Bachelor's degree in Engineering, Computer Science, or related field and 5 years IT experience. Certified Information Security Systems Professional preferred.
Employees who drive on state business require possession of and the ability to retain a current, valid state-issued driver’s license appropriate to the assignment. Employees who drive on state business are subject to driver’s license checks, must maintain acceptable driving records and must complete any driver training (See Arizona Administrative Code R2-10-207.11).
Must possess a valid level one fingerprint clearance card issues pursuant to A.R.S. §36-113.
The State of Arizona provides an excellent comprehensive benefits package including:
− Affordable medical and dental insurance plans
− Paid vacation and sick time
− 10 paid holidays per year
− Wellness program and plans
− Life insurance
− Short/long-term disability insurance
− Defined retirement plan
− Award winning Infant at Work program
− Credit union membership
− Transit subsidy
− ADHS Student Assistance Pilot Program
For a complete list of benefits provided by The State of Arizona, please visit our benefits page
To help you build a financially secure future, the State makes monthly contributions to finance your retirement benefit.
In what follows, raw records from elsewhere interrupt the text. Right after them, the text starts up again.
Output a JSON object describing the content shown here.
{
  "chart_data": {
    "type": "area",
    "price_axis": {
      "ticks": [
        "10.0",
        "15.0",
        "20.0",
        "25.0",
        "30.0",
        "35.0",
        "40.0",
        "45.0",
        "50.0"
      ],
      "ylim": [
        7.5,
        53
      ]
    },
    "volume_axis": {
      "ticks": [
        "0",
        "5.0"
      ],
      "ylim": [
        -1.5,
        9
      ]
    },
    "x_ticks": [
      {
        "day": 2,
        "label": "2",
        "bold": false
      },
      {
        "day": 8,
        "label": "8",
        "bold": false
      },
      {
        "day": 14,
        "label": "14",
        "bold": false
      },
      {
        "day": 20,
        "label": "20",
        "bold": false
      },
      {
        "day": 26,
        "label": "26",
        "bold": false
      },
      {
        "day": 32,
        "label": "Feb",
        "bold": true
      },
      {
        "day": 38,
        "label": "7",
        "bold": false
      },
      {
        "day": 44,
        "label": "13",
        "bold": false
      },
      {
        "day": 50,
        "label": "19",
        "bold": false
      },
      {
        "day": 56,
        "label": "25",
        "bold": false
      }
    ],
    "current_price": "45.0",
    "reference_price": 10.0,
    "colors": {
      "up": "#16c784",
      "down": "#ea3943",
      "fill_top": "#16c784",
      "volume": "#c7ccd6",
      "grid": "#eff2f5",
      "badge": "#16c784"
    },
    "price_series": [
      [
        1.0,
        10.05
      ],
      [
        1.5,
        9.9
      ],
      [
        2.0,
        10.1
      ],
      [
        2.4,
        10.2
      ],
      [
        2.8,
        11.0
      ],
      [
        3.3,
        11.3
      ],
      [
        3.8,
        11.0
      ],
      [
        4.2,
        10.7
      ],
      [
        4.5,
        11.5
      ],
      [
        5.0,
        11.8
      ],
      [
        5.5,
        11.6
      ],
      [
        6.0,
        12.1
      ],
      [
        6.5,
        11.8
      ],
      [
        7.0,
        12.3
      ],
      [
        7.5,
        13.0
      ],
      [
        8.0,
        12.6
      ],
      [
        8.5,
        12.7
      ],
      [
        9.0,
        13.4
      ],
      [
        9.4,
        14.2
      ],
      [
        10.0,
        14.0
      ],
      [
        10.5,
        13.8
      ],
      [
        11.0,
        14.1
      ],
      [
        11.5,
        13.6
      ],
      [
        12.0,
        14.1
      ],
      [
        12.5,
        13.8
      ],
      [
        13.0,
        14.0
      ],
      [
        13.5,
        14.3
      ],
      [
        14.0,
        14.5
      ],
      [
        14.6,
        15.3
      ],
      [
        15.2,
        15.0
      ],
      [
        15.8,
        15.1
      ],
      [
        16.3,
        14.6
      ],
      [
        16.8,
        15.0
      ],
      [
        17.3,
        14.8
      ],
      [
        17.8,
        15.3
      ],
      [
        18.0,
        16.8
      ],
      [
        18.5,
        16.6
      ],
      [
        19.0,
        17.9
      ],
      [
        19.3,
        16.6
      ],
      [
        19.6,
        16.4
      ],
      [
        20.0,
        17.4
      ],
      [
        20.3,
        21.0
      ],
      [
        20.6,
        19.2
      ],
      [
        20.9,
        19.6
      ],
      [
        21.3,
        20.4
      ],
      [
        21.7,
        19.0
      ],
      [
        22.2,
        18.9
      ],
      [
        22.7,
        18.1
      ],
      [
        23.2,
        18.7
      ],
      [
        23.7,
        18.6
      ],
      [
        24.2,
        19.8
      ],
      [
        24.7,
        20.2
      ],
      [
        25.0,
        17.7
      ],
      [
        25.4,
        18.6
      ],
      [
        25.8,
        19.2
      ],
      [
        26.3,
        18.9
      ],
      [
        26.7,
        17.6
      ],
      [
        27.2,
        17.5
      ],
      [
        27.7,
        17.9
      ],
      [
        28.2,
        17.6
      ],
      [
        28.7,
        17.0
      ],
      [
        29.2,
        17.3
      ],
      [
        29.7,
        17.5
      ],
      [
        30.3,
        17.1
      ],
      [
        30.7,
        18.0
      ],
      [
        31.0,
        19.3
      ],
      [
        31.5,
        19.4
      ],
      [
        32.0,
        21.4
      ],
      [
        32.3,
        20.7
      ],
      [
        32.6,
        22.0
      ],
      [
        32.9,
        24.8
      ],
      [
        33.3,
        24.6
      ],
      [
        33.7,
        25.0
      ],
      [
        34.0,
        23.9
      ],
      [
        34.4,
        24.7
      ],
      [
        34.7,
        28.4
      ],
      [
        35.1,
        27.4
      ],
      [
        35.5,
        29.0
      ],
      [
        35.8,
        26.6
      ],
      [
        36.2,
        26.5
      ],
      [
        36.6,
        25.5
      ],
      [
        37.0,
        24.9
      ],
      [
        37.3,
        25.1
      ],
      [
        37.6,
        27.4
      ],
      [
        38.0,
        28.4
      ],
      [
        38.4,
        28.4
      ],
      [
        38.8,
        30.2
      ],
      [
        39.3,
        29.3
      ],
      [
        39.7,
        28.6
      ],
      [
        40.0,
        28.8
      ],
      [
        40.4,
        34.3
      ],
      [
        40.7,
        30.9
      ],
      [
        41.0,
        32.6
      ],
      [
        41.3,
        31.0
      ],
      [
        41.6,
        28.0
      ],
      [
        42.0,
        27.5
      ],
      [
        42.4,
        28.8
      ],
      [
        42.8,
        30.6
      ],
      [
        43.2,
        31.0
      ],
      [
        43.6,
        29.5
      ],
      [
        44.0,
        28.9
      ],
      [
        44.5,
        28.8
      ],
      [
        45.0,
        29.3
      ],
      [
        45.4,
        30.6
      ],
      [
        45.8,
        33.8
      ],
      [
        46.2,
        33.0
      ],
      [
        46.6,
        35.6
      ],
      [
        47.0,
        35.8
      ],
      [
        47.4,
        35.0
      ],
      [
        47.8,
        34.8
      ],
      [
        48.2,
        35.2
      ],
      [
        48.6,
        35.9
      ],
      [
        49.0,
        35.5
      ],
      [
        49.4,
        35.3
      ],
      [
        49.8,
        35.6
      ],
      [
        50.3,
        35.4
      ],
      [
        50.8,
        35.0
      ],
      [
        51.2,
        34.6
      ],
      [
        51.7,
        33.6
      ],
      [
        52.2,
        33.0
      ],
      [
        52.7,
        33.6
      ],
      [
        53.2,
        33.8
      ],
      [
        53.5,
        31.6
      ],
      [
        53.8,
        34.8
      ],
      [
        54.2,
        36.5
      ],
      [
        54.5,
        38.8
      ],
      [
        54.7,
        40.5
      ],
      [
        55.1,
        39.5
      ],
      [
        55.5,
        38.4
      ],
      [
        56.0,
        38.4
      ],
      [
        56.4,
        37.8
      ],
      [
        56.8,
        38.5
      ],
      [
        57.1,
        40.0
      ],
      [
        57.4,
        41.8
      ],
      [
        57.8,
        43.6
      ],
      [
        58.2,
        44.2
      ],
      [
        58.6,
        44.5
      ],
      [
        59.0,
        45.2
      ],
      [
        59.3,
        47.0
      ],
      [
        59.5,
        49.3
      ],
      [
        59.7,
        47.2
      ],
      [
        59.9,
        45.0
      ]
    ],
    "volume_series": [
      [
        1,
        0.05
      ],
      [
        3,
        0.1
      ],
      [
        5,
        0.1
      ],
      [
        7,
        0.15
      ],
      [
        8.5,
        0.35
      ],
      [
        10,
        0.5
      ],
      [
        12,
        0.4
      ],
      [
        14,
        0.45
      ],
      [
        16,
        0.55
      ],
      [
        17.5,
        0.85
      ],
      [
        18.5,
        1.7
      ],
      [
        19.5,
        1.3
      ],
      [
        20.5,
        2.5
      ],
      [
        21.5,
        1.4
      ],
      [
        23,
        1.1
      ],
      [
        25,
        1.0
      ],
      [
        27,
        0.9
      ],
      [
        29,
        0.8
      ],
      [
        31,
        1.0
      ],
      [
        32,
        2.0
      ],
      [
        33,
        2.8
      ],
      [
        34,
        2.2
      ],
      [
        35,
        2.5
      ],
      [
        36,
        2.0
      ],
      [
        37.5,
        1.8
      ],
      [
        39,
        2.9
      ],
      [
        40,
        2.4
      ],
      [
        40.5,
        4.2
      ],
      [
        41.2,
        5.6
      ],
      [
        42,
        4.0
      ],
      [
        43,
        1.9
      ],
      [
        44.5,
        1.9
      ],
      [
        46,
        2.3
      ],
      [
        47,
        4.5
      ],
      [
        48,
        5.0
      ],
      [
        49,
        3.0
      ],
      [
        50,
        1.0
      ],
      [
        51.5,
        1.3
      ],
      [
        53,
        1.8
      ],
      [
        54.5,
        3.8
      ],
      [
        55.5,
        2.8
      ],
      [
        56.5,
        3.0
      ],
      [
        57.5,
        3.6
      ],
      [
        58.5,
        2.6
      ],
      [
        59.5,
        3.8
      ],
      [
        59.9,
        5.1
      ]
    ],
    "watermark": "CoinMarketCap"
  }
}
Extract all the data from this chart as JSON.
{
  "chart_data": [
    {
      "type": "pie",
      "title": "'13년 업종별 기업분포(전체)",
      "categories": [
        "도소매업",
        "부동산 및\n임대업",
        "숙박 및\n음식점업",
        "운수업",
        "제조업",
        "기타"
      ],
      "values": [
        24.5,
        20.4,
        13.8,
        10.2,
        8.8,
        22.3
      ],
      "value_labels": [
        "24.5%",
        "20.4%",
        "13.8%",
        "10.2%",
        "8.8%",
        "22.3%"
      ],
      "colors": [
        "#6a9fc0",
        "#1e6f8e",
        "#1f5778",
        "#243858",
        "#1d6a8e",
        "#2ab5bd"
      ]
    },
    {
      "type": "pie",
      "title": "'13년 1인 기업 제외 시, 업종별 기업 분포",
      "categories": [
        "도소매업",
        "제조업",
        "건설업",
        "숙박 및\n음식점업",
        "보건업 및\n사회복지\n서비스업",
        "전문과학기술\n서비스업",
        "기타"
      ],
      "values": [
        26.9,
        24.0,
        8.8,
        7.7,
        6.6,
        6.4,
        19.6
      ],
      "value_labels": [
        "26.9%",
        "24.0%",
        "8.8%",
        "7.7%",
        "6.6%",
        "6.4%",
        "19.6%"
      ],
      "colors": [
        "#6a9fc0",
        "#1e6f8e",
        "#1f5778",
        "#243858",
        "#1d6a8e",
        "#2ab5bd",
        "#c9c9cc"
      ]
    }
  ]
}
The State will make a contribution to the ASRS in an amount equal to your contribution. In other words, you and the State will each pay 50% of the total cost of the benefit. New State employees have a 27 week wait period for contributions to begin.
Arizona State Government is an EOE/ADA Reasonable Accommodation Employer. Persons with a disability may request a reasonable accommodation such as a sign language interpreter or an alternative format by calling (602) 542-1085. Requests should be made as early as possible to allow sufficient time to arrange the accommodation. DHS is an Equal Employment Opportunity Employer. All newly hired employees will be subject to E-Verify Employment Eligibility Verification.
ARIZONA MANAGEMENT SYSTEM (AMS)
All Arizona state employees operate within the Arizona Management System (AMS), an intentional, results-driven approach for doing the work of state government whereby every employee reflects on performance, reduces waste, and commits to continuous improvement with sustainable progress. Through AMS, every state employee seeks to understand customer needs, identify problems, improve processes, and measure results.
State employees are highly engaged, collaborative and embrace a culture of public service.
Arizona State Government is an AA/EOE/ADA Reasonable Accommodation Employer.